Indonesian museum’s Nazi exhibit closes after complaints
An Indonesian museum that allowed visitors to take selfies with a life-size wax sculpture of Hitler against a backdrop of Auschwitz concentration camp has removed the exhibit following complaints, the manager said on Saturday.
De ARCA Statue Art Museum in the Javanese city of Yogyakarta drew condemnation from rights groups after details of the controversial display were published in foreign media.
The exhibit features a Hitler statue standing in front of a huge photo of the gates of Auschwitz concentration camp.
The museum’s operations manager, Jamie Misbah, said the wax sculpture had been removed after the building was told about criticism from prominent Jewish organisation the Simon Wiesenthal Centre.
“We don’t want to attract outrage,” Misbah said. “Our purpose to display the Hitler figure in the museum is to educate.”
The Hitler sculpture is one of about 80 figures, including other world leaders and celebrities, at the wax and visual effects centre.
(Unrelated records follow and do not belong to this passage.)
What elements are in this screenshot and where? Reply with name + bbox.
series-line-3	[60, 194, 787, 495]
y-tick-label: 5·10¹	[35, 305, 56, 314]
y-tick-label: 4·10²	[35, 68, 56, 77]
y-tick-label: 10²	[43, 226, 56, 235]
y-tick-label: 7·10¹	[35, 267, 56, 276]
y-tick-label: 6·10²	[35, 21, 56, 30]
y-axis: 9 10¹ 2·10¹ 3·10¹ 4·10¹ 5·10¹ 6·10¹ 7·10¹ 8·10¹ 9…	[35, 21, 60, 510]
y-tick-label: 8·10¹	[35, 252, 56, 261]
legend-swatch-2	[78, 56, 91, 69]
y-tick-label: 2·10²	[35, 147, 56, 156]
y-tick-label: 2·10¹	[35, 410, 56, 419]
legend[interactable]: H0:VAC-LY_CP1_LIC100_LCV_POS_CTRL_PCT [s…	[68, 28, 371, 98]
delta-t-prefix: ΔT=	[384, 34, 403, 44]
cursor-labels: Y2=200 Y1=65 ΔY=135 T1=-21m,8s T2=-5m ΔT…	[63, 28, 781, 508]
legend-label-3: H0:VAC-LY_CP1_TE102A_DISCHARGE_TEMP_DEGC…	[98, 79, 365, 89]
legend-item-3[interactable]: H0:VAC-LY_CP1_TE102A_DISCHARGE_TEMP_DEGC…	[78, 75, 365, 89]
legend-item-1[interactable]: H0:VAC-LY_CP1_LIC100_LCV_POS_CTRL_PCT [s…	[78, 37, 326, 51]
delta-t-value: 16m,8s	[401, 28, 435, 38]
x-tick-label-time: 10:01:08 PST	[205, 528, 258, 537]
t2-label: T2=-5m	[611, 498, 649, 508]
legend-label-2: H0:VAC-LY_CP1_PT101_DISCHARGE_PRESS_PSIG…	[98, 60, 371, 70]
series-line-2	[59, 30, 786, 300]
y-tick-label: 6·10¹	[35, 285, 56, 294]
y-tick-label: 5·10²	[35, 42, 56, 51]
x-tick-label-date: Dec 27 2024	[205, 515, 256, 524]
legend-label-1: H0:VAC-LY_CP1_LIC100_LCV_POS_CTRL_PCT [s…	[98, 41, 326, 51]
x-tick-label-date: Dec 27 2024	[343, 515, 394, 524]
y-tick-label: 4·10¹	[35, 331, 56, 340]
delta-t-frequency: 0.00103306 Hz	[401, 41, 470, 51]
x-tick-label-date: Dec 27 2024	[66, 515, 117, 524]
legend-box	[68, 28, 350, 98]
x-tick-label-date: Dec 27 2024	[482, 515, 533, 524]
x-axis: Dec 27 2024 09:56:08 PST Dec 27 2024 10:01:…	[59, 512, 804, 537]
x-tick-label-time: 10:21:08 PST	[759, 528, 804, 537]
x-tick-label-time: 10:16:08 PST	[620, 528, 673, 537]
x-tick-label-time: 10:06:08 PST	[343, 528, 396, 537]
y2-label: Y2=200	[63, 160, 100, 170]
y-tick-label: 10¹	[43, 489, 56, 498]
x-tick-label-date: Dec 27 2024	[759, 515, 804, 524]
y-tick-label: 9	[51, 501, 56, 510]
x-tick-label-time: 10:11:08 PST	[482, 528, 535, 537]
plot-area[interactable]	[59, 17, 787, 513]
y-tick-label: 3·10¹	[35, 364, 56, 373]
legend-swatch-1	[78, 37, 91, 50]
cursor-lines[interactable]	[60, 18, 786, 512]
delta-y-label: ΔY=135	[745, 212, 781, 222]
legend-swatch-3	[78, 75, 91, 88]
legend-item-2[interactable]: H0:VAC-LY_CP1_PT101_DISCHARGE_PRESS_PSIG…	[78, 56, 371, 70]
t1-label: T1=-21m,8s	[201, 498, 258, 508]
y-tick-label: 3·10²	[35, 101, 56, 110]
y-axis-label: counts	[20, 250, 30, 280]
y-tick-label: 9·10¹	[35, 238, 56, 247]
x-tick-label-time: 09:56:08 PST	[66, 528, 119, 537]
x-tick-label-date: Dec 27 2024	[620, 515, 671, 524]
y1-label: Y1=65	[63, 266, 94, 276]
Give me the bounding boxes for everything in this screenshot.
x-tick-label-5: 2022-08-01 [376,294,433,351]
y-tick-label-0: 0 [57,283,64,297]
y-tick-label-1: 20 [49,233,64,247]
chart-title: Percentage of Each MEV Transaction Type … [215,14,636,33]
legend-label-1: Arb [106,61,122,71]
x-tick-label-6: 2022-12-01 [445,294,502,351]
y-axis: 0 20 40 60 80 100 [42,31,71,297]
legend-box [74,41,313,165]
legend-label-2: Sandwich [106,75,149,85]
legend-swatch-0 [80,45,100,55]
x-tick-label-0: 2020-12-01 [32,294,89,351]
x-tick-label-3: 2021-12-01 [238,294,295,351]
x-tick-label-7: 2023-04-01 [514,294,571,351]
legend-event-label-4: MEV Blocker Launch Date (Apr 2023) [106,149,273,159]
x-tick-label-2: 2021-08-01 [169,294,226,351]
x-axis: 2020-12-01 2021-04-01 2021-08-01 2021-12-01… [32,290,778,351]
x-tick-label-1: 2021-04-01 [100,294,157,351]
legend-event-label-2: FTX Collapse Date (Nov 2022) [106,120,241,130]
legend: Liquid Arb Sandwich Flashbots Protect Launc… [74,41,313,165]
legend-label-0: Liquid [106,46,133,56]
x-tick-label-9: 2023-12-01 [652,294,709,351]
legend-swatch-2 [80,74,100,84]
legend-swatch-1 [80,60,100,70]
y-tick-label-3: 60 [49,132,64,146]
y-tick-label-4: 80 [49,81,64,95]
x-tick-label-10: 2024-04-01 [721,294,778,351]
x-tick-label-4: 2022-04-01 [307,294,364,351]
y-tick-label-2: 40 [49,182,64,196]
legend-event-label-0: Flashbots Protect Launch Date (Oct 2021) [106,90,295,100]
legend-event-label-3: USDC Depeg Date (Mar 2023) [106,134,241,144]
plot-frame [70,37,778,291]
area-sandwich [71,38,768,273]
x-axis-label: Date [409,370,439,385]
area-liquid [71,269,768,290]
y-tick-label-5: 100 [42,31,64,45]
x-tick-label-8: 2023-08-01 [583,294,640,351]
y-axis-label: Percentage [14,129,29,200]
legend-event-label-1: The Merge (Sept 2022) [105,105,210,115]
The Nazi-themed exhibit was a popular attraction for visitors to take selfies, and photos circulating on social media showed visitors posing with Hitler and in some cases, saluting like Nazis.
Misbah said he thought it was “normal” for visitors to take photos in front of displays, but said the museum respected the exhibit had upset people from around the world.
Historians have blamed Indonesia’s education system for the lack of awareness and sensitivity about second world war issues.
In January, a controversial Nazi-themed cafe in the western Javanese city of Bandung was closed.
The venue, which featured swastikas on walls and photos of Hitler, sparked criticism when reports about the unusual venue surfaced several years ago.